Useful Info on OpsMgr Agent
Agent is one of the most important part in Operations Manager (OpsMgr) and all the monitoring intelligence will be run by the agent. Every agent reports to Management server (MS) in Management group. This MS is called primary MS for this agent. If agent is not able to communicate with primary MS then it will failover to other available MS. It will periodically check for primary MS and will failback once primary MS is available. It is easy to find the primary MS for any agent from console or we can check registry. (HKLM\Software\Microsoft\Microsoft Operations Manager\3.0\Agent\Management Groups\<Management Group Name>\Parent Health Service\0\“NetworkName”) and also we can find it by running command “Netstat | Findstr 5723” in the command prompt on the agent. If agent is failed-over other to available MS then this will be best method to find the MS it is currently reporting.
All the configurations and management pack downloaded from primary MS will be stored in the “Health Service State” folder. All the downloaded management pack will be in “\Program Files\System Center Operations Manager 2007\Health Service State\Management Pack” and config data will be wrote to “\Program Files\System Center Operations Manager 2007\Health Service State\Connector Configuration Cache\<Management Group Name>\OpsMgrConnector.Config.xml”
If we stop the System Center Management Service (HealthService) and delete the “HealthService State” folder, agent will get the MS name from the registry and will start downloading the data from the MS.
Every time agent communicates with MS it needs to authenticate before it can exchange data. Agent authentication in OpsMgr requires Kerberos or certificate authentication. In AD domain Kerberos is the default authentication protocol and in untrusted domains or workgroup, certificate based authentication used.
An OpsMgr agent uses a queue file (“Health Service Store” ESE DB - It’s normally under “\Health Service State\Health Service Store) to store data that needs to be sent to the MS. The queue file is used as part of normal communication between agent and a MS. These queue file prevent the loss of data when a management server is not available or agent is not able to communicate with other available MS. When queue is full, the agent will start dropping data (oldest first in general). Since the recent monitoring data is very important than older monitoring data.

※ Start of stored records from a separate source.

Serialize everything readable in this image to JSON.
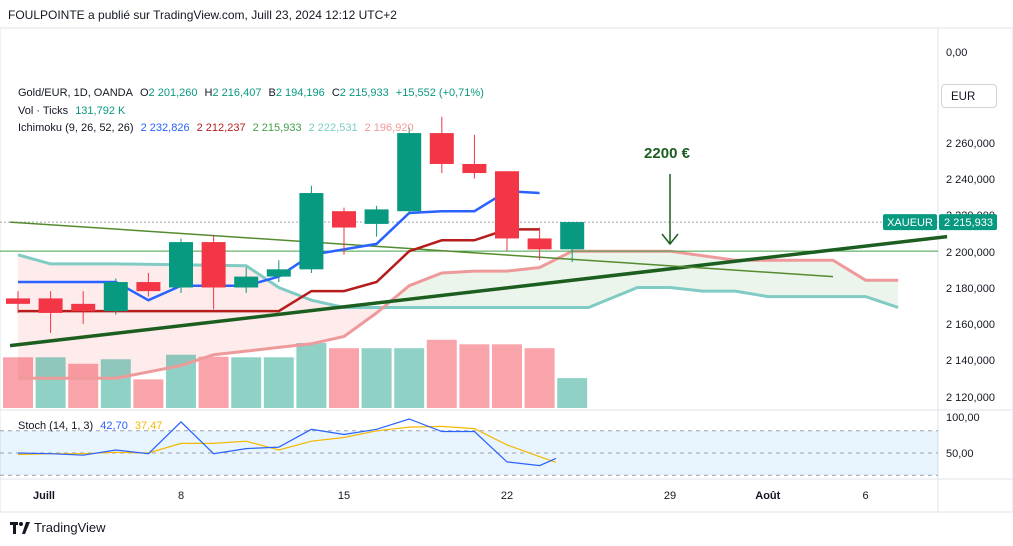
{
  "header": {
    "published": "FOULPOINTE a publié sur TradingView.com, Juill 23, 2024 12:12 UTC+2"
  },
  "legend": {
    "symbol": "Gold/EUR, 1D, OANDA",
    "open_label": "O",
    "open": "2 201,260",
    "high_label": "H",
    "high": "2 216,407",
    "low_label": "B",
    "low": "2 194,196",
    "close_label": "C",
    "close": "2 215,933",
    "change": "+15,552 (+0,71%)",
    "vol_label": "Vol · Ticks",
    "vol": "131,792 K",
    "ichimoku_label": "Ichimoku (9, 26, 52, 26)",
    "ichimoku_values": [
      "2 232,826",
      "2 212,237",
      "2 215,933",
      "2 222,531",
      "2 196,920"
    ],
    "stoch_label": "Stoch (14, 1, 3)",
    "stoch_k": "42,70",
    "stoch_d": "37,47"
  },
  "currency_button": "EUR",
  "price_tag": {
    "symbol": "XAUEUR",
    "value": "2 215,933"
  },
  "annotation": {
    "text": "2200 €"
  },
  "footer": {
    "brand": "TradingView"
  },
  "colors": {
    "up": "#089981",
    "down": "#f23645",
    "tenkan": "#2962ff",
    "kijun": "#b71c1c",
    "chikou": "#43a047",
    "span_a": "#ef9a9a",
    "span_b": "#80cbc4",
    "trend": "#1b5e20",
    "stoch_k": "#2962ff",
    "stoch_d": "#f5b800"
  },
  "chart_data": {
    "type": "candlestick",
    "price_axis": {
      "range": [
        2110,
        2280
      ],
      "ticks": [
        "0,00",
        "2 260,000",
        "2 240,000",
        "2 220,000",
        "2 200,000",
        "2 180,000",
        "2 160,000",
        "2 140,000",
        "2 120,000"
      ]
    },
    "stoch_axis": {
      "range": [
        20,
        100
      ],
      "ticks": [
        "100,00",
        "50,00"
      ],
      "band": [
        20,
        80
      ]
    },
    "x_labels": [
      {
        "i": 0,
        "label": "Juill"
      },
      {
        "i": 5,
        "label": "8"
      },
      {
        "i": 10,
        "label": "15"
      },
      {
        "i": 15,
        "label": "22"
      },
      {
        "i": 20,
        "label": "29"
      },
      {
        "i": 23,
        "label": "Août"
      },
      {
        "i": 26,
        "label": "6"
      }
    ],
    "candles": [
      {
        "o": 2174,
        "h": 2178,
        "l": 2166,
        "c": 2171
      },
      {
        "o": 2174,
        "h": 2178,
        "l": 2155,
        "c": 2166
      },
      {
        "o": 2171,
        "h": 2178,
        "l": 2160,
        "c": 2167
      },
      {
        "o": 2167,
        "h": 2185,
        "l": 2165,
        "c": 2183
      },
      {
        "o": 2183,
        "h": 2188,
        "l": 2175,
        "c": 2178
      },
      {
        "o": 2180,
        "h": 2207,
        "l": 2177,
        "c": 2205
      },
      {
        "o": 2205,
        "h": 2209,
        "l": 2168,
        "c": 2180
      },
      {
        "o": 2180,
        "h": 2191,
        "l": 2177,
        "c": 2186
      },
      {
        "o": 2186,
        "h": 2195,
        "l": 2183,
        "c": 2190
      },
      {
        "o": 2190,
        "h": 2236,
        "l": 2188,
        "c": 2232
      },
      {
        "o": 2222,
        "h": 2224,
        "l": 2198,
        "c": 2213
      },
      {
        "o": 2215,
        "h": 2225,
        "l": 2208,
        "c": 2223
      },
      {
        "o": 2222,
        "h": 2268,
        "l": 2220,
        "c": 2265
      },
      {
        "o": 2265,
        "h": 2274,
        "l": 2243,
        "c": 2248
      },
      {
        "o": 2248,
        "h": 2264,
        "l": 2240,
        "c": 2243
      },
      {
        "o": 2244,
        "h": 2244,
        "l": 2200,
        "c": 2207
      },
      {
        "o": 2207,
        "h": 2213,
        "l": 2195,
        "c": 2201
      },
      {
        "o": 2201,
        "h": 2216,
        "l": 2194,
        "c": 2216
      }
    ],
    "volume": [
      {
        "v": 0.78,
        "up": false
      },
      {
        "v": 0.78,
        "up": true
      },
      {
        "v": 0.68,
        "up": false
      },
      {
        "v": 0.75,
        "up": true
      },
      {
        "v": 0.44,
        "up": false
      },
      {
        "v": 0.82,
        "up": true
      },
      {
        "v": 0.79,
        "up": false
      },
      {
        "v": 0.78,
        "up": true
      },
      {
        "v": 0.78,
        "up": true
      },
      {
        "v": 1.0,
        "up": true
      },
      {
        "v": 0.92,
        "up": false
      },
      {
        "v": 0.92,
        "up": true
      },
      {
        "v": 0.92,
        "up": true
      },
      {
        "v": 1.05,
        "up": false
      },
      {
        "v": 0.98,
        "up": false
      },
      {
        "v": 0.98,
        "up": false
      },
      {
        "v": 0.92,
        "up": false
      },
      {
        "v": 0.46,
        "up": true
      }
    ],
    "tenkan": [
      [
        0,
        2183
      ],
      [
        3,
        2183
      ],
      [
        4,
        2173
      ],
      [
        5,
        2181
      ],
      [
        7,
        2181
      ],
      [
        8,
        2186
      ],
      [
        9,
        2198
      ],
      [
        11,
        2204
      ],
      [
        12,
        2221
      ],
      [
        13,
        2222
      ],
      [
        14,
        2222
      ],
      [
        15,
        2233
      ],
      [
        16,
        2232
      ]
    ],
    "kijun": [
      [
        0,
        2167
      ],
      [
        8,
        2167
      ],
      [
        9,
        2178
      ],
      [
        10,
        2178
      ],
      [
        11,
        2183
      ],
      [
        12,
        2200
      ],
      [
        13,
        2206
      ],
      [
        14,
        2206
      ],
      [
        15,
        2212
      ],
      [
        16,
        2212
      ]
    ],
    "chikou": [
      [
        0,
        2216
      ],
      [
        16.5,
        2201
      ]
    ],
    "span_a": [
      [
        0,
        2130
      ],
      [
        3,
        2130
      ],
      [
        5,
        2137
      ],
      [
        6,
        2143
      ],
      [
        7,
        2145
      ],
      [
        8,
        2147
      ],
      [
        9,
        2149
      ],
      [
        10,
        2153
      ],
      [
        11,
        2166
      ],
      [
        12,
        2181
      ],
      [
        13,
        2188
      ],
      [
        14,
        2189
      ],
      [
        15,
        2189
      ],
      [
        16,
        2191
      ],
      [
        17,
        2200
      ],
      [
        20,
        2200
      ],
      [
        22,
        2195
      ],
      [
        25,
        2195
      ],
      [
        26,
        2184
      ],
      [
        27,
        2184
      ]
    ],
    "span_b": [
      [
        0,
        2198
      ],
      [
        1,
        2193
      ],
      [
        3,
        2193
      ],
      [
        7,
        2192
      ],
      [
        8,
        2180
      ],
      [
        9,
        2173
      ],
      [
        10,
        2169
      ],
      [
        17.5,
        2169
      ],
      [
        19,
        2180
      ],
      [
        20,
        2180
      ],
      [
        21,
        2178
      ],
      [
        22,
        2178
      ],
      [
        23,
        2175
      ],
      [
        26,
        2175
      ],
      [
        27,
        2169
      ]
    ],
    "trendlines": [
      {
        "name": "support",
        "from": [
          0,
          2148
        ],
        "to": [
          28.5,
          2208
        ]
      },
      {
        "name": "resistance",
        "from": [
          0,
          2216
        ],
        "to": [
          25,
          2186
        ]
      }
    ],
    "horizontal_levels": [
      2200,
      2216
    ],
    "stoch_k_values": [
      [
        0,
        50
      ],
      [
        1,
        49
      ],
      [
        2,
        47
      ],
      [
        3,
        54
      ],
      [
        4,
        49
      ],
      [
        5,
        92
      ],
      [
        6,
        49
      ],
      [
        7,
        56
      ],
      [
        8,
        58
      ],
      [
        9,
        82
      ],
      [
        10,
        75
      ],
      [
        11,
        82
      ],
      [
        12,
        96
      ],
      [
        13,
        79
      ],
      [
        14,
        79
      ],
      [
        15,
        38
      ],
      [
        16,
        33
      ],
      [
        16.5,
        42.7
      ]
    ],
    "stoch_d_values": [
      [
        0,
        48
      ],
      [
        1,
        49
      ],
      [
        2,
        49
      ],
      [
        3,
        51
      ],
      [
        4,
        50
      ],
      [
        5,
        63
      ],
      [
        6,
        63
      ],
      [
        7,
        66
      ],
      [
        8,
        54
      ],
      [
        9,
        66
      ],
      [
        10,
        71
      ],
      [
        11,
        80
      ],
      [
        12,
        85
      ],
      [
        13,
        86
      ],
      [
        14,
        83
      ],
      [
        15,
        61
      ],
      [
        16,
        45
      ],
      [
        16.5,
        37.5
      ]
    ]
  }
}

Default size for agent queue is 15 MB and we can change the queue file size from the agent registry
HKLM\SYSTEM\CurrentControlSet\Services\HealthService\Parameters\ManagementGroups\<Management Group Name>\MaximumQueueSize
In OpsMgr you have the agent node and the watcher node. The agent node is the system with the OpsMgr agent that performs data collection, evaluation, etc. The watcher node is a designated system external to the agent that can perform monitoring to ensure the actual agent of interest is healthy. Heartbeat monitoring is handled by the Health Service watcher node (RMS/Management servers). The watcher nodes expect heartbeats from agents - if they don't get one appropriate rules will fire to indicate the problem. As per the default setting, the watcher node expect the heartbeats from the agent every 60 seconds and only 3 consecutive missed heartbeats are allowed and fourth missed heartbeat will raise an heartbeat failure alert and will initiate the ping to the agent and if it doesn’t response to ping an 'Failed to Connect to Computer' alert will be raised. Agents which are not sending heartbeat to MS will be shown as grayed-out in console.